経営者保証ガイドラインによって、保証人の手元に残すことができる残存資産の範囲を取り上げます。

経営者保証ガイドラインにおける残存資産

 経営者保証ガイドラインの手続によって、手元に残せる財産を残存資産といいます。残存資産をどれだけ残せるか?は、以下の点を総合的に勘案して決定することになっています。

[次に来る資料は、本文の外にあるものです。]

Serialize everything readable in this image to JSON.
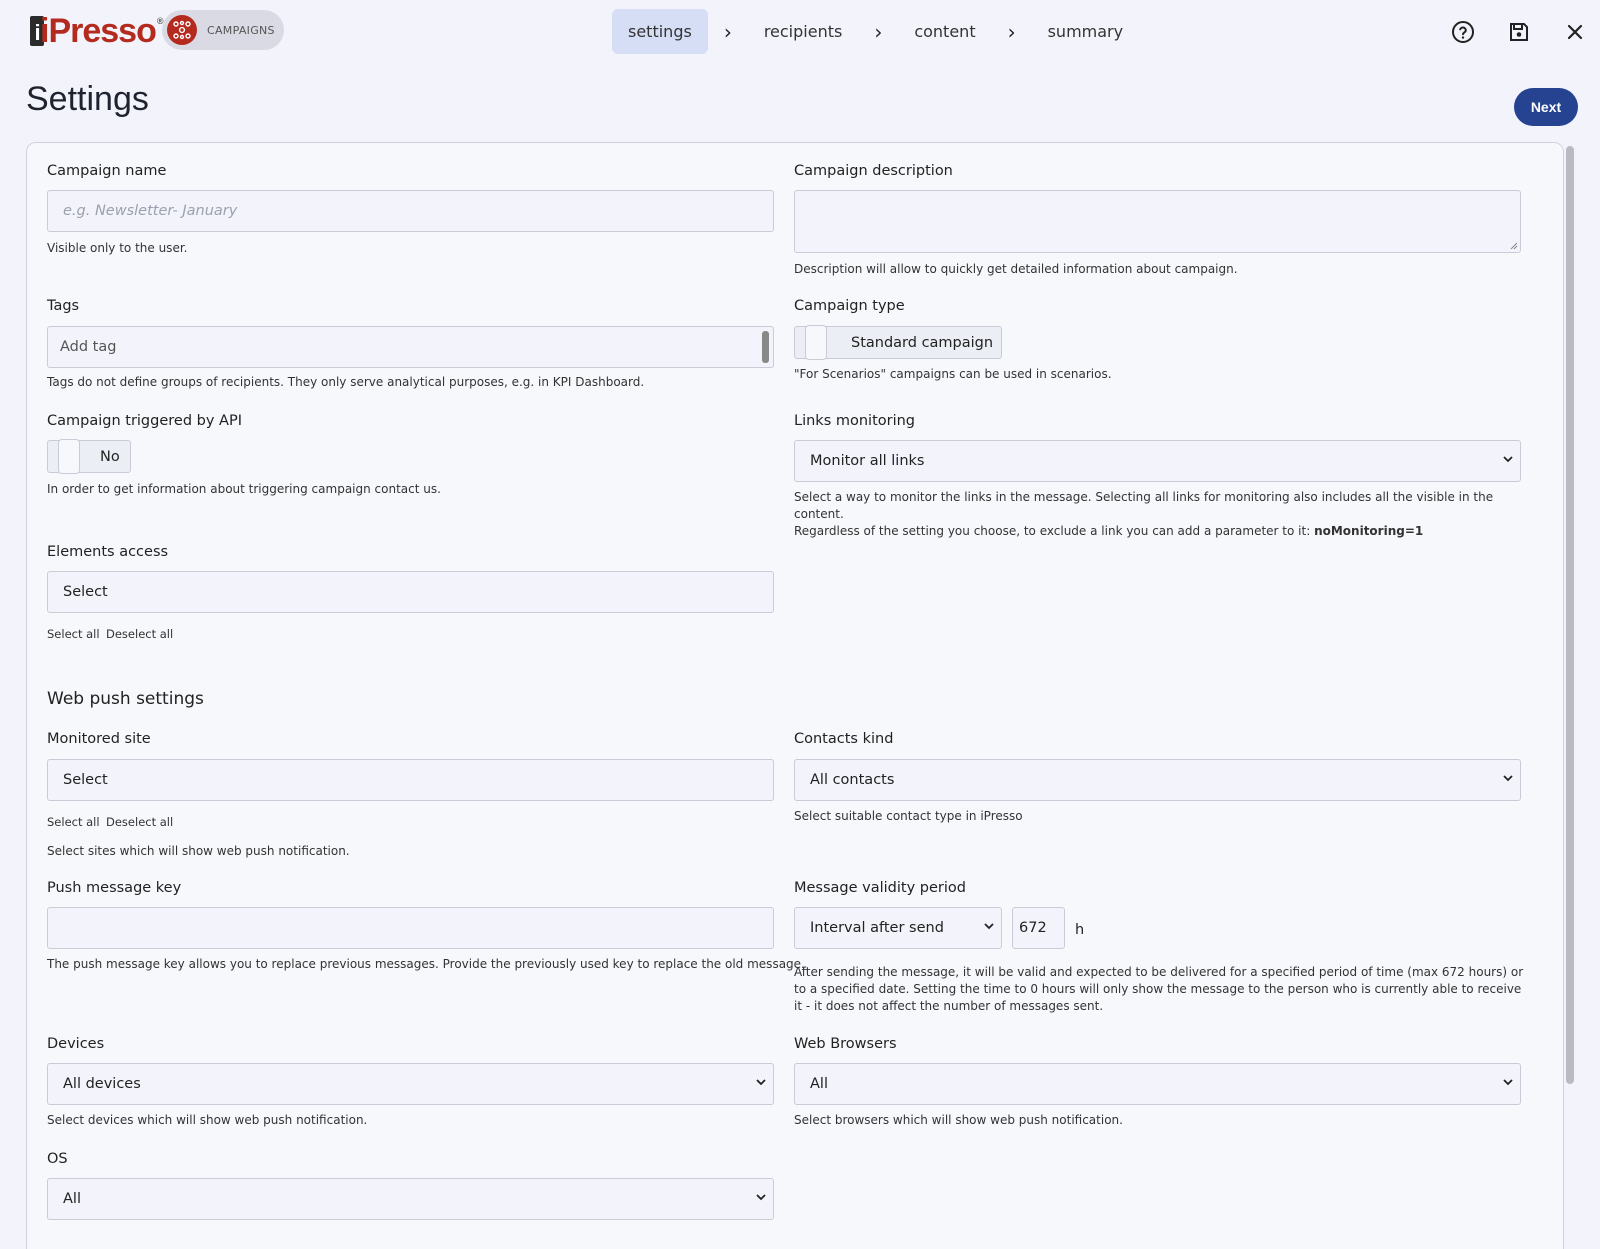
{
  "header": {
    "logo_text": "iPresso",
    "logo_mark": "®",
    "module_label": "CAMPAIGNS",
    "steps": [
      "settings",
      "recipients",
      "content",
      "summary"
    ],
    "icons": [
      "help-icon",
      "save-icon",
      "close-icon"
    ]
  },
  "page": {
    "title": "Settings",
    "next_label": "Next"
  },
  "form": {
    "campaign_name": {
      "label": "Campaign name",
      "placeholder": "e.g. Newsletter- January",
      "help": "Visible only to the user."
    },
    "campaign_description": {
      "label": "Campaign description",
      "help": "Description will allow to quickly get detailed information about campaign."
    },
    "tags": {
      "label": "Tags",
      "placeholder": "Add tag",
      "help": "Tags do not define groups of recipients. They only serve analytical purposes, e.g. in KPI Dashboard."
    },
    "campaign_type": {
      "label": "Campaign type",
      "value": "Standard campaign",
      "help": "\"For Scenarios\" campaigns can be used in scenarios."
    },
    "triggered_by_api": {
      "label": "Campaign triggered by API",
      "value": "No",
      "help": "In order to get information about triggering campaign contact us."
    },
    "links_monitoring": {
      "label": "Links monitoring",
      "value": "Monitor all links",
      "help_line1": "Select a way to monitor the links in the message. Selecting all links for monitoring also includes all the visible in the content.",
      "help_line2": "Regardless of the setting you choose, to exclude a link you can add a parameter to it: ",
      "help_bold": "noMonitoring=1"
    },
    "elements_access": {
      "label": "Elements access",
      "value": "Select",
      "select_all": "Select all",
      "deselect_all": "Deselect all"
    },
    "web_push_title": "Web push settings",
    "monitored_site": {
      "label": "Monitored site",
      "value": "Select",
      "select_all": "Select all",
      "deselect_all": "Deselect all",
      "help": "Select sites which will show web push notification."
    },
    "contacts_kind": {
      "label": "Contacts kind",
      "value": "All contacts",
      "help": "Select suitable contact type in iPresso"
    },
    "push_message_key": {
      "label": "Push message key",
      "help": "The push message key allows you to replace previous messages. Provide the previously used key to replace the old message."
    },
    "message_validity": {
      "label": "Message validity period",
      "mode": "Interval after send",
      "hours": "672",
      "unit": "h",
      "help": "After sending the message, it will be valid and expected to be delivered for a specified period of time (max 672 hours) or to a specified date. Setting the time to 0 hours will only show the message to the person who is currently able to receive it - it does not affect the number of messages sent."
    },
    "devices": {
      "label": "Devices",
      "value": "All devices",
      "help": "Select devices which will show web push notification."
    },
    "web_browsers": {
      "label": "Web Browsers",
      "value": "All",
      "help": "Select browsers which will show web push notification."
    },
    "os": {
      "label": "OS",
      "value": "All"
    }
  },
  "colors": {
    "brand_red": "#b52a1e",
    "primary_blue": "#264392",
    "active_step_bg": "#d6def5",
    "page_bg": "#f3f4fb"
  }
}
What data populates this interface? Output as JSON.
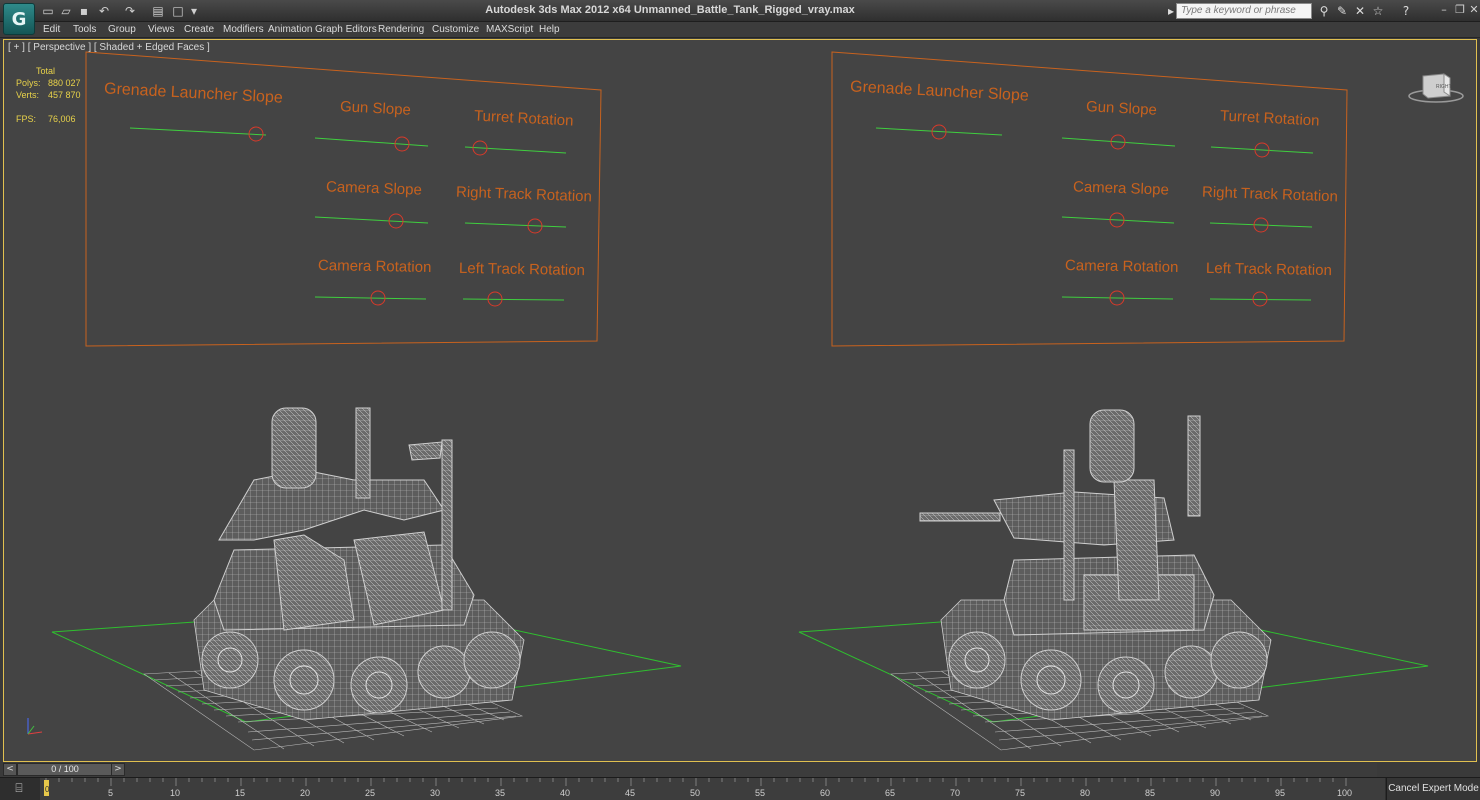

経営者保証ガイドラインにおいて残存資産をどれだけ残せるか?の考慮要素

(1)保証人の保証履行能力、保証債務の従前の履行状況

(2)主債務者が不履行に至った経緯等に対する経営者である保証人の責任

(3)経営者である保証人の経営資質・信頼性

(4)経営者である保証人が主債務者の事業再生・事業清算に着手した時期等が事業再生計画等に与える影響

(5)破産手続における自由財産・民事執行法の標準的な世帯の必要生計費の考え方との整合性

自由財産と拡張自由財産

 差押禁止財産などの本来的自由財産(破産法34条3項)や破産手続において拡張される自由財産は、残存資産に含まれます。

にゃソラ

破産手続における自由財産の拡張は、以下の記事参照

破産手続における自由財産の拡張

自己破産しても、財産をすべて失うわけではありません。破産後に手元に残せる財産である自由財産の拡張について説明します。

 また、財産評定後の収入である新得財産は、残存資産になります。

インセンティブ資産

 回収見込額の増加額の範囲内で、一定のインセンティブ資産を残せる可能性があります。インセンティブ資産を残せる可能性があるのが、経営者保証ガイドラインの最大のメリットといえます。

 インセンティブ資産として残せる可能性のある財産は、以下の3つです。

インセンティブ資産の対象

①一定期間の生計費に相当する額

②華美でない自宅

③その他の財産

 また、主債務者が再建型手続きを行っている場合は、主債務者の実質的な事業継続に最低限必要な資産を主債務者に譲渡した上で、残すことができる場合があります。